The second conversation is with Chef Terry, who confides in Carmy that she closed Ever because she wants more of “the life” and wants to truly live while she has time left. These two conversations both serve as dictionaries that define the two sides of Carmy as the season ends but also look like crossroads in front of him. Who does he want to be if The Bear remains open? Which road will he take? Will that even be a choice he gets to make now that the review has dropped on the very same night? Carmy has several missed calls and texts from Uncle Cicero, and we see a tease that the review was a mixture of very positive but also negative comments about his restaurant.

Overall, I was quite floored and mesmerized by this third season of The Bear. It went back and played some of the hits with stand-alone episodes for Tina and Sugar/Donna. It sent us reeling back with the relationships between Carmy and Syd and Carmy and Richie just when we thought those might be mended. The emotional beats were all there, whether it was Marcus recovering from grief or the Faks laying down humorous tracks we can ride on all season.

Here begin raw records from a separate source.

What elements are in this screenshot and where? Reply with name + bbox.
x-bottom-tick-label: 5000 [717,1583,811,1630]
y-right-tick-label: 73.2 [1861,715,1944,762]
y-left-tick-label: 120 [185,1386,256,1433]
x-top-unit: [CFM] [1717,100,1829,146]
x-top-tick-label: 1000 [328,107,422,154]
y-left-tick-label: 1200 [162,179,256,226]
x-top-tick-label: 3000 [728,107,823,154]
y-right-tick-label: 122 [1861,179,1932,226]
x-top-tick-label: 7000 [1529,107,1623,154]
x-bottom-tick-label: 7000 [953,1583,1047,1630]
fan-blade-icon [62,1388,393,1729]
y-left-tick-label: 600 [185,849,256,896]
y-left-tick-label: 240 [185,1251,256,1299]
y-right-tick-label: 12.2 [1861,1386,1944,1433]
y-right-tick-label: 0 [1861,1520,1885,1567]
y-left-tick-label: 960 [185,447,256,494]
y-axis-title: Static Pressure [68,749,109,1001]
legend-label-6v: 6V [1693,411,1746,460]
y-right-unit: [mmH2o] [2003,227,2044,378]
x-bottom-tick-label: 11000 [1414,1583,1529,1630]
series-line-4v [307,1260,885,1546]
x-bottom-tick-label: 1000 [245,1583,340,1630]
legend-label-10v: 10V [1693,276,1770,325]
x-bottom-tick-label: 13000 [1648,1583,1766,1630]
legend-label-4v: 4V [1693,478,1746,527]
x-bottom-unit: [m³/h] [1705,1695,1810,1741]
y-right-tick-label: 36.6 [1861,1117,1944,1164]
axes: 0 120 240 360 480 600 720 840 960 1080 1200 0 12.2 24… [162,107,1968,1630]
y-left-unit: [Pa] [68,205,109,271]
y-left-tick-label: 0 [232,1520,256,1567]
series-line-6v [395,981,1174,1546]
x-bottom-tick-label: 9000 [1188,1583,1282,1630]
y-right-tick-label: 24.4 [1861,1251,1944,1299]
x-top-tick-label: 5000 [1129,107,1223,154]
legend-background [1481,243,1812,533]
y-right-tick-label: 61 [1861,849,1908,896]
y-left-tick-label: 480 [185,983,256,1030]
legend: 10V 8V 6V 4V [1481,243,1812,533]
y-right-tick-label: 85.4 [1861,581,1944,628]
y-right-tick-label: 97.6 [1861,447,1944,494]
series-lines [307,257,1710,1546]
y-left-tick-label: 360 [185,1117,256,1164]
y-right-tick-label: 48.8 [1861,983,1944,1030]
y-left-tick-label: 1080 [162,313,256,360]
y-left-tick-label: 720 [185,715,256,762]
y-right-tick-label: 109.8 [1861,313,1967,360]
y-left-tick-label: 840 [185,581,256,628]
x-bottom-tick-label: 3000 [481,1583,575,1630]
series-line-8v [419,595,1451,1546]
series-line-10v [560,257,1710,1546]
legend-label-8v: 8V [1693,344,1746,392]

I think of this season compared to the first two seasons of The Bear much like the conversation Sugar and Richie have in “Violet” about earning Michelin stars, something Carmy has indicated he wants to do (once again, without consulting Syd). Sugar tells Richie to get one star, you have to be absolutely excellent. Everything has to go right and you have to display perfection. To get your second star, the restaurant has to be even better.

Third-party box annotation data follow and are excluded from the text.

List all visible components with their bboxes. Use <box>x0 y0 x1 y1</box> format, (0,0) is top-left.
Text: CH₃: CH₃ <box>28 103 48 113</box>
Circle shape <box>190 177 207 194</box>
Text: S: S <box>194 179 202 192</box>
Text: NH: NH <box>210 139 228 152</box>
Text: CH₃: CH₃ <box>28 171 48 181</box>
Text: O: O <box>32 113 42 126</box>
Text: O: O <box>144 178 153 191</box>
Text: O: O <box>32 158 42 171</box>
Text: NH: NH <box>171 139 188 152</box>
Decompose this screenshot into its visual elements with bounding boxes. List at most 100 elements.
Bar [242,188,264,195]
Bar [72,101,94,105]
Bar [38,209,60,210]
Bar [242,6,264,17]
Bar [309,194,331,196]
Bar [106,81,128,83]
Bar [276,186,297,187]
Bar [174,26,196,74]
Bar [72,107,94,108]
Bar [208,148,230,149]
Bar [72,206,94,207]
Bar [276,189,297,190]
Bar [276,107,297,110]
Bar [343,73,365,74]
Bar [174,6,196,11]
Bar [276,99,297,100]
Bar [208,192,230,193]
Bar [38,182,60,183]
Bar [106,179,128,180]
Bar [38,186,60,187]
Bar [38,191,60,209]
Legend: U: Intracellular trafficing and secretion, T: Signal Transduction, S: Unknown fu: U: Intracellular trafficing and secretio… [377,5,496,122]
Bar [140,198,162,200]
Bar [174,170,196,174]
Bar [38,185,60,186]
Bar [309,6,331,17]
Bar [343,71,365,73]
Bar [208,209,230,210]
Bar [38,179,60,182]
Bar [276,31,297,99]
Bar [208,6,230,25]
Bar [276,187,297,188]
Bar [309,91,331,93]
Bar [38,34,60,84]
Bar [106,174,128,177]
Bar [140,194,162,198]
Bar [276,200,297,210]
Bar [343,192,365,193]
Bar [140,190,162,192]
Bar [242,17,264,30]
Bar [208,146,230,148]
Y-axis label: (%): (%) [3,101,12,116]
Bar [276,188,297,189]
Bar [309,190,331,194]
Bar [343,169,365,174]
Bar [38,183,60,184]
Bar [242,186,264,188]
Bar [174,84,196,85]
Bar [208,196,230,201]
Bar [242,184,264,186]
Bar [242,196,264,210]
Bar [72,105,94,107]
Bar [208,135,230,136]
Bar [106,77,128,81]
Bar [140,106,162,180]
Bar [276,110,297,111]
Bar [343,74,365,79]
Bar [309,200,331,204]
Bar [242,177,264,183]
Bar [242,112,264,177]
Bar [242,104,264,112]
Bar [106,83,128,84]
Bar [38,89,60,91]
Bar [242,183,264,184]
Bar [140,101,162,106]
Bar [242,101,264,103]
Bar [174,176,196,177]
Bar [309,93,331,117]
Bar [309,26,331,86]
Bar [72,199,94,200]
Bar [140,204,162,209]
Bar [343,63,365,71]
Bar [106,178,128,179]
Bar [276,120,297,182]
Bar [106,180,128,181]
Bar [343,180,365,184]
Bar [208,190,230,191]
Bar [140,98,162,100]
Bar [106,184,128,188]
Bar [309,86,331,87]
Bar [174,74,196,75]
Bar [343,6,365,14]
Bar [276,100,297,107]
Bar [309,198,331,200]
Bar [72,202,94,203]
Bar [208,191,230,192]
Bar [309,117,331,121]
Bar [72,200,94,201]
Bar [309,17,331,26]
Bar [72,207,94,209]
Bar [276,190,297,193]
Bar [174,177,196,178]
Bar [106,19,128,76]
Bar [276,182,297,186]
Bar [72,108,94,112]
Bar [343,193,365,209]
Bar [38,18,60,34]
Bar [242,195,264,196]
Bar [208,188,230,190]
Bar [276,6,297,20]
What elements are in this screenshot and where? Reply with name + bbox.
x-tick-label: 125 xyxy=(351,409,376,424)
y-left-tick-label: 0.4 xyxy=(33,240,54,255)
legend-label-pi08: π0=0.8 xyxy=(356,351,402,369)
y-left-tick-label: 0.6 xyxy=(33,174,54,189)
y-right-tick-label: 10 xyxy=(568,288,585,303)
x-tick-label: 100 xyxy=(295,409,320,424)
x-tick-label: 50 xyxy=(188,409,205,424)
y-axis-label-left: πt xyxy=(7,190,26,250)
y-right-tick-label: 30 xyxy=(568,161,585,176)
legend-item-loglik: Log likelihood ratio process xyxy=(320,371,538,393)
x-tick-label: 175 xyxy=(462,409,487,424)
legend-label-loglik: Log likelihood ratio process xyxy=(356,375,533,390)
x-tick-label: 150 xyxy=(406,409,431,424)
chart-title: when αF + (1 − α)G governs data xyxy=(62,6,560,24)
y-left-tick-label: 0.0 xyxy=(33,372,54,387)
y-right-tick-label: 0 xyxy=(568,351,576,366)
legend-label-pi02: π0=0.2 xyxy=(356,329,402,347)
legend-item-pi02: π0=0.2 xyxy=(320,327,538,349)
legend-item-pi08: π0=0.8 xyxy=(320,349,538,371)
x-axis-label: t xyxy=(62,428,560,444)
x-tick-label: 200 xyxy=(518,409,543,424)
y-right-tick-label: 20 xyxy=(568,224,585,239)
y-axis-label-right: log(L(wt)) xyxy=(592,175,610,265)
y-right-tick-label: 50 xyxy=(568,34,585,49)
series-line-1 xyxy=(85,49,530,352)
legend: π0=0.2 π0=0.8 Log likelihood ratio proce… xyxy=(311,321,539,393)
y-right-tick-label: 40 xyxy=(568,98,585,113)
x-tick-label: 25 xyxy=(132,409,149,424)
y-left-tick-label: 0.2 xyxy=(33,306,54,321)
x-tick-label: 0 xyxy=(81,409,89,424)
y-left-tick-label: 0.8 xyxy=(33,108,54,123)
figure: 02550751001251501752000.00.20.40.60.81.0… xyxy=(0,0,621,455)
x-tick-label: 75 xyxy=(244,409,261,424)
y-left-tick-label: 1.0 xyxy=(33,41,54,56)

The Bear earned its well-deserved Michelin star through the first two seasons. In Season 3, it earned its second.

Unfinished Plates

(Questions left unanswered this season)

  1. What is going to happen to Claire and Carmy?! I get what they mean (and by “they,” I mean the Faks) when they called Claire “the peace.” Carmy could seemingly have none of that this season, so that’s why he and Claire couldn’t reconcile, but eventually there does need to be some resolution.
  2. What will Uncle Cicero do with a mixed review? Can “The Computer” handle a mixed review or can he only compute in binary decisions? We heard clearly what would happen with a bad review, so what’s next for Cicero’s financial venture?
  3. We demand to see the “Violet” magic dessert that Marcus was researching and working on all season! Slight of hand. A white or purple violet? This is a dessert we have to revisit next season.
  4. Which job will Sydney take in Season 4? Her panic attack after revisiting the positive review of The Beef at the end of this season shows not only how much that group has changed but also how much she is struggling with that decision. Where does she land: with the better chef or the better environment?
  5. Does Richie attend the wedding of Tiff and Frank, or perhaps better, can he accept their relationship and still be the father his daughter clearly still wants him to be? Also, what’s new on his Taylor Swift playlist these days?

Amuse Bouche

(Some brief reactions and thoughts on other parts of the season)

  1. If there is not some kind “Matter of Faks” spin-off after The Bear finishes, we all riot.
  2. I am inviting Oliva Colman/Chef Terry to every party I have from now until the end of time.
  3. Pete, don’t ever, EVER go out of town for a week when your wife is more than seven months pregnant.
  4. It seems like this is the list of chefs we saw this season: Thomas Keller, Daniel Boulud, René Redzepi, Dave Beran, Paulie James (real-life owner of Mr. Beef), Grant Achatz, and Kevin Boehm.
  5. Carmy, the vest you are wearing in Copenhagen is not really working with your vibe, man.
  6. I don’t exactly know why there was a Fak-inspired theme of “haunting” someone the entire season. Maybe it’s all the forces that are haunting Carmy and Syd as they open The Bear, but I absolutely loved every second of it.
  7. Tough beat for the Carmy/Syd or Syd/Marcus shippers. Carmy and Syd are not working functionally right now. Syd shut things down with Marcus, so romantic relationships are all on hold.
  8. Was that the easiest day of work John Mulaney ever had in his life? Cover up Jeremy Allen White with a blanket a few times and tell him he smells?